I don't know why isn't supported.

versions

'versions' => array(
'1.2.5' => array(
'js files' => array('jquery.cleditor.js'),
'css files' => array('jquery.cleditor.css'),
),

wysiwyg_cleditor_version()

function wysiwyg_cleditor_version($editor) {
$script = $editor['library path'] . '/jquery.cleditor.js';
if (!file_exists($script)) {
return;
}
$script = fopen($script, 'r');
fgets($script);
$line = fgets($script);
if (preg_match('|@preserve CLEditor WYSIWYG HTML Editor v([0-9\.].*)$|', $line, $version)) {
fclose($script);
return $version[1];
}
fclose($script);
}

It returns 1.2.5! Tested with a simple echo $version[1]; break; But doesn't work... If I add return '1.2.5'; to first line of function it works...

Problem2:
Editor will not appear after attached.

Drupal.wysiwyg.editor.attach.cleditor = function(context, params, settings) {
$('#' + params.field).cleditor();
};

.cleditor() should simply show an editor with toolbar. Maybe a bug with Drupal 7 (jquery) or wysiwyg module?

Your regular expression might be catching an extra character after the version string, such a s a newline. Try with just if (preg_match('|@preserve CLEditor WYSIWYG HTML Editor v([0-9\.]*)|', $line, $version)) {. Or perhaps if (preg_match('|@preserve CLEditor WYSIWYG HTML Editor v([0-9]+(?:\.[0-9]+)*)|', $line, $version)) { to find that string followed by at least one number then optionally followed by multiples of a dot followed by at least one number?

I'm not sure why the editor wouldn't attach, the code looks ok. Are you getting any errors? Have you tried using Firebug to insert a breakpoint on the .cleditor() row and stepped from there?

TwoD:
You're right, thanks! Maybe a extra charakter after version string. Fixed and works :)

But attach editor is strange... I can't find any wysiwyg or cleditor string in source code?! No path or file found.

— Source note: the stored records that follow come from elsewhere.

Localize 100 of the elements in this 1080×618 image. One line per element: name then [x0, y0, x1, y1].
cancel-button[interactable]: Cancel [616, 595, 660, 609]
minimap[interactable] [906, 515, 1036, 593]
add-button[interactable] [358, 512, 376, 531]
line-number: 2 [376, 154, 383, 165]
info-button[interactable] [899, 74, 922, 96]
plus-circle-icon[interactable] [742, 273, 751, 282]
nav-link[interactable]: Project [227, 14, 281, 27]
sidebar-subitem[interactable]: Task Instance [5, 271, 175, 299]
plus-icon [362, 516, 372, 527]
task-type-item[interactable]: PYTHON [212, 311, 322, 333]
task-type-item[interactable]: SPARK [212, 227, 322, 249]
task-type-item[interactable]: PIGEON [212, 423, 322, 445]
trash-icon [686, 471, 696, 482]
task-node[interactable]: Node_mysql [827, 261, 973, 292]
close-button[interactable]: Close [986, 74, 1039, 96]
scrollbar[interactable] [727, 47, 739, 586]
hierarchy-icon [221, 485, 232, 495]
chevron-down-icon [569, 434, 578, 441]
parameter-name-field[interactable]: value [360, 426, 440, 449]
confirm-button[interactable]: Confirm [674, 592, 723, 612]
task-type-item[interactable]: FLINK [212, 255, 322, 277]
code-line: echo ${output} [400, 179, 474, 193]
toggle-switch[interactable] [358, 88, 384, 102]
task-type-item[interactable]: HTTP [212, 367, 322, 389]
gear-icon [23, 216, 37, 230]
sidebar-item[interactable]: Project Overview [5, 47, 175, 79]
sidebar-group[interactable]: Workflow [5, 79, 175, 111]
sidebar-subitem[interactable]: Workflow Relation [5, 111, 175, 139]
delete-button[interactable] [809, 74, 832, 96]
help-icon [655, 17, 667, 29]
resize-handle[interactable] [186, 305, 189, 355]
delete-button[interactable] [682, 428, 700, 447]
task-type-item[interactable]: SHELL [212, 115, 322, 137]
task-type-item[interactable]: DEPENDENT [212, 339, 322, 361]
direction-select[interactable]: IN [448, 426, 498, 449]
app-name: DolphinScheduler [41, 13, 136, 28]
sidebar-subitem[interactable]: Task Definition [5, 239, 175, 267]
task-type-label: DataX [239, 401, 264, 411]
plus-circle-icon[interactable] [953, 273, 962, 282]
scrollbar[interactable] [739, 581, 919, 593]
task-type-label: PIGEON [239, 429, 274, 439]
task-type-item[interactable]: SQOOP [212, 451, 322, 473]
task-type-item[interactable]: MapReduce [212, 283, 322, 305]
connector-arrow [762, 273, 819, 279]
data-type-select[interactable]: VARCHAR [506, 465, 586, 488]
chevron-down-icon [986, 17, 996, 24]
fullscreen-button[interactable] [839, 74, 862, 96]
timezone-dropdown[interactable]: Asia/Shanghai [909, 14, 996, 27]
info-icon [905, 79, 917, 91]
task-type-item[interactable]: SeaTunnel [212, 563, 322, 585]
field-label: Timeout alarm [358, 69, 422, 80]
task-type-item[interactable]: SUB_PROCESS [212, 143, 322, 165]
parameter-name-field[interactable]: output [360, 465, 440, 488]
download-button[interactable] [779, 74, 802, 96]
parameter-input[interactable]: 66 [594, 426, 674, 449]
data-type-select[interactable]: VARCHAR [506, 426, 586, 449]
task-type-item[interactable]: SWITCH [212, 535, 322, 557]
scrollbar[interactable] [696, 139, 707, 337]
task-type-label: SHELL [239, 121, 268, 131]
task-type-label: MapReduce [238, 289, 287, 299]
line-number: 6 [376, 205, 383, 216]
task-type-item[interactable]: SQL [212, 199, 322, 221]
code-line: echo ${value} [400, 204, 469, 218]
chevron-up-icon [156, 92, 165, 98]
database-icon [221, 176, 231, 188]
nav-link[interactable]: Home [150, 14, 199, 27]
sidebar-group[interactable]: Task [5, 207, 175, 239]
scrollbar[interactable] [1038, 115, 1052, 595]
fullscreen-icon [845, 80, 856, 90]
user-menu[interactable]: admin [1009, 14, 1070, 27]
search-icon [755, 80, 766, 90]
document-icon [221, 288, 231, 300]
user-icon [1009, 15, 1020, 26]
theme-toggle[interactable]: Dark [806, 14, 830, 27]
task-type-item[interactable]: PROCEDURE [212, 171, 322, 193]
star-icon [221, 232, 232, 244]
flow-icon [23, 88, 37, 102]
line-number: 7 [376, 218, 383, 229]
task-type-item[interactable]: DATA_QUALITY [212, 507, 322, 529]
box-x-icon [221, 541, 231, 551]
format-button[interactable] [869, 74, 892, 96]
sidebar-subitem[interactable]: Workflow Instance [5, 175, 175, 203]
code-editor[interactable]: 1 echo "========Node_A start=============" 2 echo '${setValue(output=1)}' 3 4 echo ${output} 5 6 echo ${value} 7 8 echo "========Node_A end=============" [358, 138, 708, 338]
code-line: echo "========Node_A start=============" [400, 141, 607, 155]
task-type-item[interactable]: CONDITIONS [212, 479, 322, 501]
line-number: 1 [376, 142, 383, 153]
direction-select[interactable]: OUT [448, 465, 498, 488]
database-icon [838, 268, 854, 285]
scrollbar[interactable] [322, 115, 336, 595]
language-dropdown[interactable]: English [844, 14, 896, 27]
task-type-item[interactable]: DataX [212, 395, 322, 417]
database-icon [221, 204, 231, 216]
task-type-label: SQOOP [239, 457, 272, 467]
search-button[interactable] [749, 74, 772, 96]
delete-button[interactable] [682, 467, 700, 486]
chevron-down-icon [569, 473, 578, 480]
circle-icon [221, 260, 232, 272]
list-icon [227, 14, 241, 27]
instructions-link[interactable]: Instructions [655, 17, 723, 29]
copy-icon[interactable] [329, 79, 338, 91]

Could you post/attach the entire files?

Title:Documentation how to integrate a new editor to wysiwyg api module?How to integrate a new editor

Hello,

I'm seeing the same issue as described by JohnnyX (above) when I'm trying to integrate a new editor:

Problem2:
Editor will not appear after attached.

Drupal.wysiwyg.editor.attach.cleditor = function(context, params, settings) {
$('#' + params.field).cleditor();
};

Did you ever manage to resolve this? I've tried debugging but am seeing no errors thrown.

Thank you!

@Kate101, is the script file containing that snippet being included in the document by Wysiwyg when a format with that editor is available?
Have you set a breakpoint in the attach method to see if it gets called?

Could you post the entire integration files (prefereably the entire module implementing the Wysiwyg hooks) you are using? It's a bit difficult to guess what's wrong without having any code to look at.